IN RE: Richard C. DEERING, Respondent. A Member of the Bar of the District of Columbia Court of Appeals.
There are two disciplinary matters against Richard C. Deering, a reciprocal proceeding based on his disbarment by the U.S. Bankruptcy Court for the District of Columbia, and an original disciplinary proceeding for violations of three ethical rules in an unrelated matter. Respondent has already been disbarred by this court. See In re Deering, 692 A.2d 1378 (D.C.1997). Therefore, the Board on Professional Responsibility recommends that no additional sanction be imposed, but that findings of misconduct be adopted to preserve the record for future use in the event Deering petitions for reinstatement. Neither Bar Counsel nor Deering have filed exceptions to the Board's Report and Recommendation. We adopt the Board's recommendation. See D.C. Bar R. XI, § 9(g)(2).
On June 17, 1996, Deering was disbarred in the U.S. Bankruptcy Court for the District of Columbia for receiving unauthorized post-petition payments in violation of 11 U.S.C. §§ 327, 329-30 (1994); failing to apply to be appointed as counsel for the debtor-in-possession as required by 11 U.S.C. §§ 327, 1107; and for giving fraudulent, unethical advice in violation of 11 U.S.C. §§ 549, 727(a)(2)(B). Deering also failed to comply with an order by the Bankruptcy Court to disgorge funds totaling at least $7,600.
Deering's disbarment by the Bankruptcy Court is now before this court for consideration as a reciprocal matter. The Board recommends that the court dismiss the reciprocal matter without prejudice to future consideration of the underlying facts and circumstances at such time as Deering petitions for reinstatement. We agree with the Board. We conclude that although disbarment would be the appropriate reciprocal sanction, as Deering is already disbarred, reciprocal matter No. 155-57 should be dismissed. See In re Herndon, 609 A.2d 682, 683 (D.C.1992) (holding that it was unnecessary for the court to order a sanction for an attorney's misconduct because that attorney had previously been disbarred).

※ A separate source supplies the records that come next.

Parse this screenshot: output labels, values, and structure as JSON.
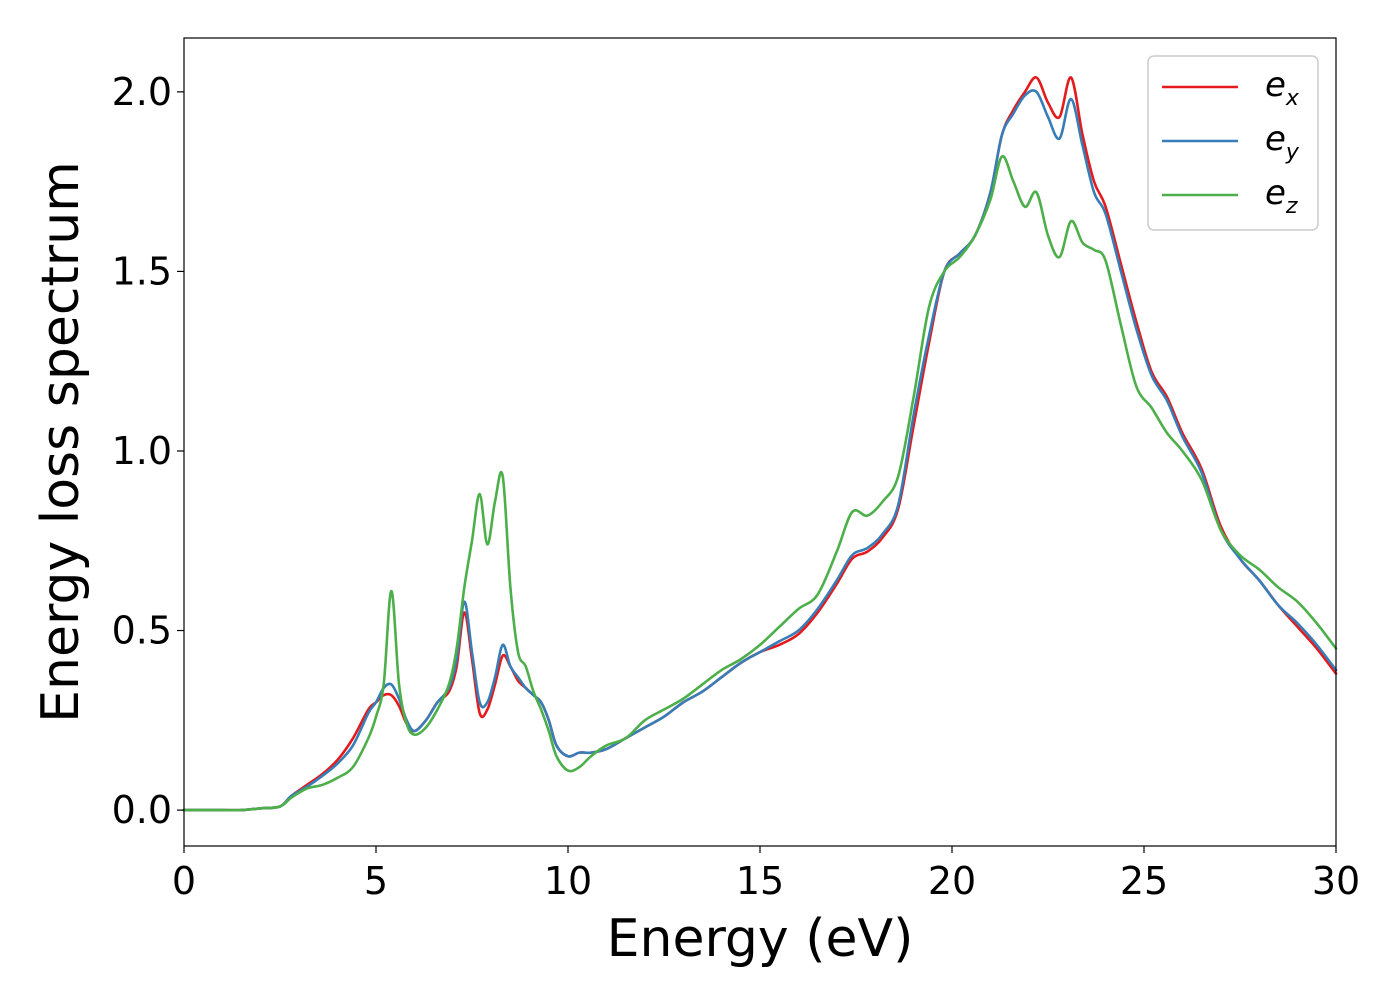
{
  "chart_data": {
    "type": "line",
    "title": "",
    "xlabel": "Energy (eV)",
    "ylabel": "Energy loss spectrum",
    "xlim": [
      0,
      30
    ],
    "ylim": [
      -0.1,
      2.15
    ],
    "xticks": [
      "0",
      "5",
      "10",
      "15",
      "20",
      "25",
      "30"
    ],
    "yticks": [
      "0.0",
      "0.5",
      "1.0",
      "1.5",
      "2.0"
    ],
    "grid": false,
    "legend_position": "top-right",
    "x": [
      0,
      0.5,
      1,
      1.5,
      2,
      2.5,
      2.8,
      3.2,
      3.6,
      4.0,
      4.4,
      4.8,
      5.0,
      5.2,
      5.4,
      5.6,
      5.8,
      6.0,
      6.3,
      6.6,
      6.9,
      7.1,
      7.3,
      7.5,
      7.7,
      7.9,
      8.1,
      8.3,
      8.5,
      8.7,
      8.9,
      9.1,
      9.3,
      9.5,
      9.7,
      10.0,
      10.3,
      10.6,
      11.0,
      11.5,
      12.0,
      12.5,
      13.0,
      13.5,
      14.0,
      14.5,
      15.0,
      15.5,
      16.0,
      16.5,
      17.0,
      17.4,
      17.8,
      18.2,
      18.6,
      19.0,
      19.4,
      19.8,
      20.2,
      20.6,
      21.0,
      21.3,
      21.6,
      21.9,
      22.2,
      22.5,
      22.8,
      23.1,
      23.4,
      23.7,
      24.0,
      24.4,
      24.8,
      25.2,
      25.6,
      26.0,
      26.5,
      27.0,
      27.5,
      28.0,
      28.5,
      29.0,
      29.5,
      30.0
    ],
    "series": [
      {
        "name": "e_x",
        "label_base": "e",
        "label_sub": "x",
        "color": "#e41a1c",
        "values": [
          0,
          0,
          0,
          0,
          0.005,
          0.01,
          0.04,
          0.07,
          0.1,
          0.14,
          0.2,
          0.28,
          0.3,
          0.32,
          0.32,
          0.29,
          0.24,
          0.22,
          0.25,
          0.3,
          0.33,
          0.4,
          0.55,
          0.42,
          0.27,
          0.28,
          0.35,
          0.43,
          0.4,
          0.36,
          0.34,
          0.32,
          0.3,
          0.25,
          0.18,
          0.15,
          0.16,
          0.16,
          0.17,
          0.2,
          0.23,
          0.26,
          0.3,
          0.33,
          0.37,
          0.41,
          0.44,
          0.46,
          0.49,
          0.55,
          0.63,
          0.7,
          0.72,
          0.76,
          0.84,
          1.07,
          1.3,
          1.5,
          1.55,
          1.6,
          1.72,
          1.88,
          1.95,
          2.0,
          2.04,
          1.97,
          1.93,
          2.04,
          1.88,
          1.75,
          1.68,
          1.52,
          1.36,
          1.22,
          1.15,
          1.05,
          0.95,
          0.79,
          0.7,
          0.64,
          0.57,
          0.51,
          0.45,
          0.38
        ]
      },
      {
        "name": "e_y",
        "label_base": "e",
        "label_sub": "y",
        "color": "#377eb8",
        "values": [
          0,
          0,
          0,
          0,
          0.005,
          0.01,
          0.04,
          0.065,
          0.095,
          0.13,
          0.18,
          0.27,
          0.3,
          0.34,
          0.35,
          0.31,
          0.25,
          0.22,
          0.25,
          0.3,
          0.34,
          0.42,
          0.58,
          0.44,
          0.3,
          0.3,
          0.37,
          0.46,
          0.4,
          0.37,
          0.34,
          0.32,
          0.3,
          0.25,
          0.18,
          0.15,
          0.16,
          0.16,
          0.17,
          0.2,
          0.23,
          0.26,
          0.3,
          0.33,
          0.37,
          0.41,
          0.44,
          0.47,
          0.5,
          0.56,
          0.64,
          0.71,
          0.73,
          0.77,
          0.85,
          1.1,
          1.32,
          1.5,
          1.55,
          1.6,
          1.72,
          1.88,
          1.94,
          1.99,
          2.0,
          1.93,
          1.87,
          1.98,
          1.85,
          1.72,
          1.66,
          1.5,
          1.34,
          1.21,
          1.14,
          1.04,
          0.94,
          0.78,
          0.7,
          0.64,
          0.57,
          0.52,
          0.46,
          0.39
        ]
      },
      {
        "name": "e_z",
        "label_base": "e",
        "label_sub": "z",
        "color": "#4daf4a",
        "values": [
          0,
          0,
          0,
          0,
          0.005,
          0.01,
          0.035,
          0.06,
          0.07,
          0.09,
          0.12,
          0.2,
          0.26,
          0.35,
          0.61,
          0.35,
          0.24,
          0.21,
          0.23,
          0.28,
          0.35,
          0.45,
          0.62,
          0.75,
          0.88,
          0.74,
          0.86,
          0.93,
          0.62,
          0.44,
          0.4,
          0.33,
          0.28,
          0.22,
          0.15,
          0.11,
          0.12,
          0.15,
          0.18,
          0.2,
          0.25,
          0.28,
          0.31,
          0.35,
          0.39,
          0.42,
          0.46,
          0.51,
          0.56,
          0.6,
          0.72,
          0.83,
          0.82,
          0.86,
          0.93,
          1.15,
          1.4,
          1.5,
          1.54,
          1.6,
          1.7,
          1.82,
          1.75,
          1.68,
          1.72,
          1.6,
          1.54,
          1.64,
          1.58,
          1.56,
          1.53,
          1.35,
          1.18,
          1.12,
          1.05,
          1.0,
          0.92,
          0.78,
          0.71,
          0.67,
          0.62,
          0.58,
          0.52,
          0.45
        ]
      }
    ]
  }
}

In an unrelated original disciplinary proceeding, Bar Counsel charged Deering with violations of the following ethical rules: Rule 8.4(d), interference with the administration of justice; Rule 8.4(c), dishonesty, deceit, fraud, and/or misrepresentation; and Rule 3.3(a), making false statements to a tribunal. These charges stemmed from Deering's acceptance of a case in Maryland where he was not licensed to practice. Deering filed documents with a Maryland court in which he signed the name of an attorney licensed in Maryland indicating that attorney had agreed to handle the case. That Maryland attorney denied any knowledge of the case. The Hearing Committee concluded that Deering had violated only Rule 8.4(d). The Committee found that Deering was grossly negligent, but not reckless, in ascertaining his authority to sign the Maryland attorney's name, which resulted in unnecessary hearings and a delay in trial.* Because there was no finding of reckless or deliberate misconduct, public censure would be appropriate discipline for interference in the administration of justice. See In re Jones, 521 A.2d 1119, 1123 (D.C.1986) (disciplining an attorney for conduct prejudicial to the administration of justice with a sanction of public censure); see also In re Solerwitz, 575 A.2d 287, 292 (D.C.1990). Although we agree that Deering violated Rule 8.4(d) and that public censure would be appropriate here, we elect not to impose that sanction against Deering in No. 181-94 because he has already been disbarred. See In re Herndon, supra, 609 A.2d at 683.
In sum, we conclude that reciprocal discipline would be appropriate in response to the Bankruptcy Court's disbarment of Deering; however, we dismiss the case without prejudice until such time as Deering petitions for reinstatement. We further conclude that Deering violated Rule 8.4(d) in the Maryland matter, and that public censure would be appropriate discipline, but we impose no sanction in light of Deering's prior disbarment by this court.
FOOTNOTE. The Hearing Committee concluded that Deering could have “entertained a vague, but genuine, feeling of authority” to sign the Maryland attorney's name because the two had a longstanding friendship and a casual business relationship in which they had worked together on other cases in the past.